Pays du Mont-Blanc : au-delà de la polémique, quels transports en commun ?


Politique / vendredi, mars 26th, 2021

Ce mercredi 24 mars a eu lieu un conseil communautaire du pays du Mont-Blanc marqué par une polémique sur l’absence à l’ordre du jour de la question du transfert ou non de la compétence « transport » de la Région à la communauté de communes.

Mais au-delà de cette polémique, par ailleurs assez formelle, quelle est la perspective de fond quant aux transports en commun dans le pays du Mont-Blanc ?

En partenariat avec le cabinet d’expertise SYSTRA, filiale de la SNCF, il a été bâti un « schéma directeur de mobilité » autour d’une consultation individuelle des représentants des dix mairies qui ont tous accepté les perspectives proposées.

On trouve quelques améliorations à la marge des lignes de bus LIHSA, le plus souvent renforcées pour les saisons touristiques, le réajustement du Montenbus, un service de transport à la demande fort peu pratique, et des ski-bus, tournés donc vers les stations de ski. A cela s’ajoutent quelques arceaux pour garer son vélo, et des solutions d’auto-partage et d’auto-stop…

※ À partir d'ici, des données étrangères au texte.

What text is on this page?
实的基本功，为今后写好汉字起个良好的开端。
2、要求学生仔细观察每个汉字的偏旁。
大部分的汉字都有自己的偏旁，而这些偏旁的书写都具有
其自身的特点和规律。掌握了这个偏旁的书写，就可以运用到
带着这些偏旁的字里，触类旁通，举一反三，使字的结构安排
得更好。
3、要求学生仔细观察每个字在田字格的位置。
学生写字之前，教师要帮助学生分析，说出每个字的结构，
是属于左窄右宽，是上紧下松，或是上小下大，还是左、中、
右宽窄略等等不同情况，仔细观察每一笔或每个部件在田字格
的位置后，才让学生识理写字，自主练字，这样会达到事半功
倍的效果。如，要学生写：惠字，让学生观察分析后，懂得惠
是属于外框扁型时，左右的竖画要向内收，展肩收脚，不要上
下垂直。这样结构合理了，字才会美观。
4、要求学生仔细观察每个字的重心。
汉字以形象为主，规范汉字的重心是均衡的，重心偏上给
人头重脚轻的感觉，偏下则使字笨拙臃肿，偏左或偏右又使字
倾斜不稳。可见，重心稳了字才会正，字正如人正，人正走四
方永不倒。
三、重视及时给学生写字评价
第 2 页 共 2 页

Pense t-on sincèrement que c’est comme cela qu’on se libérera de l’enchainement à cette voiture qui nous isole et qui pollue ?

>> Voir aussi : Qu’est-ce-que la civilisation de la voiture

Il va de soi qu’il faudrait combiner à l’intérieur d’un réseau intégré et organique, le train, pensé comme un RER à l’échelle de la vallée, relié à des lignes de tramways, elles-mêmes connectées à des lignes de bus et de vélos.

Pour que la colonne vertébrale ferroviaire soit à la hauteur des besoins, il faut une hausse du cadencement des trains, elle-même rendue possible uniquement par une modernisation de la ligne actuelle. Or, cette modernisation est annoncée pour 2026, quand le Léman-Express a été lancé fin 2019 pour servir la petite minorité de travailleurs frontaliers.

Et sans des lignes de tramways, à l’instar de celles qui existent en villes, on voit mal comment on pourra vraiment délaisser la voiture pour quelque chose de plus attractif, et aussi confortable pour toutes et tous.

Un tramway dans un territoire semi-rural, une utopie ? Mais est-ce plus utopique que d’avoir construit des « tramways » jusqu’à la mer de glace et au pied du glacier de Bionnassay avant la Première Guerre mondiale ?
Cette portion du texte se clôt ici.